10. One day during December, while in Malaysia – take note, Malaysia is a predominately Muslim nation – our team opted to ATL (Ask the Lord) for what our day of ministry should look like. Different team members got different responses, and each of us spent time following whatever path we believed He had lain out for our day. God led me to create a “Free Prayer” sign and, with Liz by my side, stand in the middle of a crowded train station holding said sign and waiting… While we waited, I handed the sign to Liz and pulled out my Bible, opening to random passages and reading while people walked by. We got tons of odd looks, plenty of lengthy stares, a lot of surprised expressions, and finally two policemen came and informed us that we had to leave the property. No big deal; we just stood outside. Over the course of a couple of hours, three men approached us and asked for prayer. They each had different needs; schooling, a Visa, health concerns, etc., and they each inquired about our God and if He could truly help them. Coolest part; two of them told us flat out, they are Muslim, but they knew exactly to whom we were praying and they were absolutely okay with putting trust in Him. Wow, God! Wow!
 

11. By the end of month three on The World Race, I found myself facing an old nemesis – panic attacks. Literally every night as I tried to go to sleep, I would be confronted with a terrifying image that left me fearful of my dreams. During the days, I often experienced extreme anxiety, fear or dread over the slightest thing. I confessed this to my teammates, and they prayed fervently over my thoughts and my reactions, but still the anxiety prevailed.
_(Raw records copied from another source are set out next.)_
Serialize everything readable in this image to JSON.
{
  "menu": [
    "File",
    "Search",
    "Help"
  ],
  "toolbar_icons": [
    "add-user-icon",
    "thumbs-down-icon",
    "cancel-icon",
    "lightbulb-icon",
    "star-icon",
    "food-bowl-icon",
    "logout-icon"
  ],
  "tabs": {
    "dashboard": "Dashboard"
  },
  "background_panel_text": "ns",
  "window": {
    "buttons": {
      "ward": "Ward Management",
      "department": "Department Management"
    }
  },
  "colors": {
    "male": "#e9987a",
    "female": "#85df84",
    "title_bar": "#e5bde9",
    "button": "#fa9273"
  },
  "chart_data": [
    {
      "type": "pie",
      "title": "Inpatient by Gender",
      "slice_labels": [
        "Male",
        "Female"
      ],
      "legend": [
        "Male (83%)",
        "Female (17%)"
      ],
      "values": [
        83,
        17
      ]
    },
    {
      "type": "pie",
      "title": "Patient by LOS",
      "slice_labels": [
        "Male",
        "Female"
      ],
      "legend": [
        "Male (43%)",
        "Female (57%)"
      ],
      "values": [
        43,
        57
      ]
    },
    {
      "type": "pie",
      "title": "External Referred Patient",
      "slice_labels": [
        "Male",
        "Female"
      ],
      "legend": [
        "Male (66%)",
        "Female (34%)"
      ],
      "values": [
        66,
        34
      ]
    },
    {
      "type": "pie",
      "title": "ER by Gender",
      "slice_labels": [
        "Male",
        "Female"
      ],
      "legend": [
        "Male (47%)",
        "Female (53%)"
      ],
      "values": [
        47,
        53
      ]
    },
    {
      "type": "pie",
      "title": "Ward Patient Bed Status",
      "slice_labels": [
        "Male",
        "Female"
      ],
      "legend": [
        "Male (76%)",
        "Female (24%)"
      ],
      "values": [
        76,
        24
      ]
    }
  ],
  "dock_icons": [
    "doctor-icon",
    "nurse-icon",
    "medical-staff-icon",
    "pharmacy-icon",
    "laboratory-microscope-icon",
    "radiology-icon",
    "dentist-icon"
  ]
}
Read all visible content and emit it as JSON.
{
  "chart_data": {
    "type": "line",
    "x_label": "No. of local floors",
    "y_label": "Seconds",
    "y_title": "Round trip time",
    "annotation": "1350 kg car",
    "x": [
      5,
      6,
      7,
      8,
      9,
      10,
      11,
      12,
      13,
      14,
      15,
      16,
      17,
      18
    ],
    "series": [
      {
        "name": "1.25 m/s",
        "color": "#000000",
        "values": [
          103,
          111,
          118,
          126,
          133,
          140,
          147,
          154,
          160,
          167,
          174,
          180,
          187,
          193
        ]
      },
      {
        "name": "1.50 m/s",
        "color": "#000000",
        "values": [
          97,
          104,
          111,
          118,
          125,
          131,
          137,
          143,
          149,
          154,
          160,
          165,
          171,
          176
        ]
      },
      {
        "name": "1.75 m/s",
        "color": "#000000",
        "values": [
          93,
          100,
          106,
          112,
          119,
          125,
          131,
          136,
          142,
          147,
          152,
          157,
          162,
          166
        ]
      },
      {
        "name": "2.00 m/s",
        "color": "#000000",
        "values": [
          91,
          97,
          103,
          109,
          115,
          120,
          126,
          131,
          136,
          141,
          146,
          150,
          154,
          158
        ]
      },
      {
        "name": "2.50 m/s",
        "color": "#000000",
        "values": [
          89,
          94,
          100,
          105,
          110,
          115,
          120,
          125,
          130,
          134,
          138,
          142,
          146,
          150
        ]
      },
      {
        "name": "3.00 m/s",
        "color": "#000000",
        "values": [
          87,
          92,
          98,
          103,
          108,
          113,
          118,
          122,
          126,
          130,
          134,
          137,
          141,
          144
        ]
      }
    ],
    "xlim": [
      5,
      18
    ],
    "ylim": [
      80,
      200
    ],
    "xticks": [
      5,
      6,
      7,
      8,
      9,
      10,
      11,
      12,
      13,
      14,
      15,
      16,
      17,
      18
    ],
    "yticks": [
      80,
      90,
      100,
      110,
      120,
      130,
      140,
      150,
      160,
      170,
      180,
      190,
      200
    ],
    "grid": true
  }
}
For whatever reason, I continually felt convicted about a myriad of my past mistakes, my “fall back” sins, my crutches… Finally I recognized that I was being called to renounce those things, to confess them to God and before my close knit family here on the Race, to rid my life of the guilt and shame that I felt because of those transgressions. So one afternoon, six amazing Women of God surrounded me as I repented and released myself of weight I’ve unknowingly carried for a long, long time. I renounced destructive relationships with multiple men, fully forgave my parents for fears instilled in me by their divorce, repented of feeling like I have to work to earn God’s love… this was no short process, for sure. But I can say with confidence that after that, I have never felt lighter! God has truly redeemed me of so much and I’m walking in a totally new freedom that I never want to lose! SO AWESOME!